Oak had seen boulders tumbling down from great heights before, especially in the north where the mountains were cracked by windy erosions. Huge stones would dislodge themselves from the cliff-like walls of the mountain and with great weight would come hurtling down.
The axe, likewise, would not be stopped.
His spear didn’t shatter so much as it simply gave way to the axe. Then the head dug into his chest.
Oak was already stepping back, roots shifting over a stump behind him in an attempt to get out of the Destroyer’s path. It was the only thing that spared him.
He gasped as a hot slice was torn out of his front, bark rent and sap flowing.
The axe was yanked back and Oak almost came with it.
He faced the Destroyer and in that moment knew that he would not live to see the night.
But he couldn’t afford to die, not yet.
Magic pushed into the ground beneath him. Flowers began sprouting all around, large bushes with thorny vines and great flowers that shone brightly.
When Oak fell the many bushes around him swayed to cover him.
He knew the healing arts, the ways to mend a wounded tree and how to cover a cut like the one he had received, but these would take time.
The axe cutting apart a layer of the bushed above told him that he had none.
Oak turned onto his front, head rising just enough to see the woods not a hundred strides away.
He could make it.
A hand pressed against the gash on his front, the dryad shot out of the bushes with all of the flexibility and speed he could muster. It wasn’t much, and it certainly wasn’t enough.
The Destroyer roared like one of the bears living deep in the woods and ran around the bushes Oak had erected.
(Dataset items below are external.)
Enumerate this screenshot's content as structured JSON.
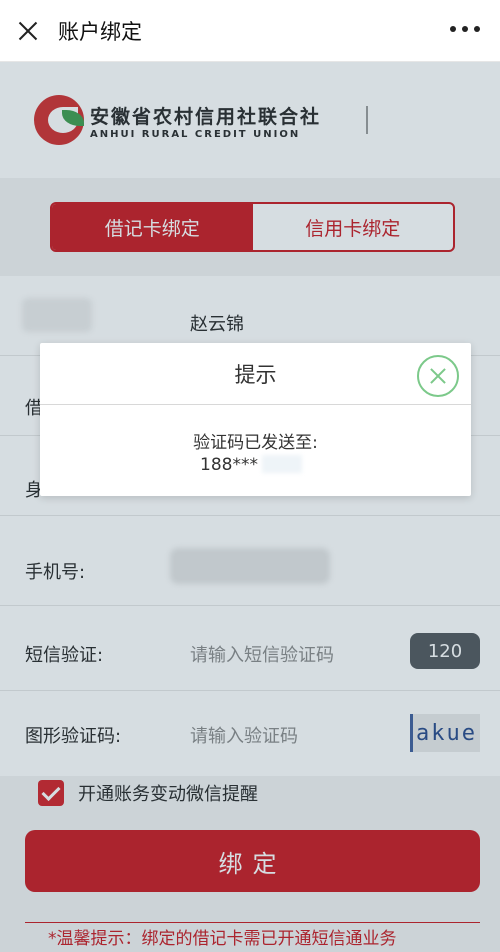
{
  "navbar": {
    "title": "账户绑定"
  },
  "header": {
    "bank_name_cn": "安徽省农村信用社联合社",
    "bank_name_en": "ANHUI RURAL CREDIT UNION"
  },
  "tabs": [
    {
      "label": "借记卡绑定",
      "active": true
    },
    {
      "label": "信用卡绑定",
      "active": false
    }
  ],
  "form": {
    "name_value": "赵云锦",
    "card_label": "借",
    "id_label": "身",
    "phone_label": "手机号:",
    "sms_label": "短信验证:",
    "sms_placeholder": "请输入短信验证码",
    "sms_countdown": "120",
    "captcha_label": "图形验证码:",
    "captcha_placeholder": "请输入验证码",
    "captcha_text": "akue",
    "checkbox_label": "开通账务变动微信提醒",
    "checkbox_checked": true,
    "submit_label": "绑定"
  },
  "tip": "*温馨提示：绑定的借记卡需已开通短信通业务",
  "dialog": {
    "title": "提示",
    "message": "验证码已发送至:",
    "phone_partial": "188***"
  },
  "colors": {
    "brand_red": "#c8121a",
    "logo_green": "#3a9a48",
    "dialog_close_green": "#7cc98a",
    "countdown_bg": "#4e5358"
  },
  "icons": {
    "close": "close-icon",
    "more": "more-dots-icon",
    "dialog_close": "circle-close-icon",
    "check": "checkmark-icon"
  }
}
He realized he wouldn’t make it soon after.
His next step was atop a torn trunk, and in that fleeting moment he could feel the life mana left in the roots of the torn tree, could feel the eagerness to try and grow to flourish once more.
Oak pulled, and from that stump came a wall of spears like the prickly back of a hedgehog.
It made the Destroyer pause, at least until his axe glowed and with a swipe he tore apart Oak’s wall as if it were little more than a pile of Autumn leaves.
Oak had gained some distance in that time, some room to spare between himself and the enraged man.
He ran. There was no looking back, no looking over his shoulder to see a rushing Destroyer and no second chances to be taken. The woods loomed large and safe before him, and like a squirrel being chased by a wolf.
Trees flew past, then bushes and stones and soon Oak’s legs ached and his body could take no more. He collapsed to the ground, crashing into loamy earth and resting beneath the shadows of a dozen trees.
He waited for the axe to fall, but it never came.
Instead, Oak wallowed in his own losses, his life sap slowly seeping away. He had failed.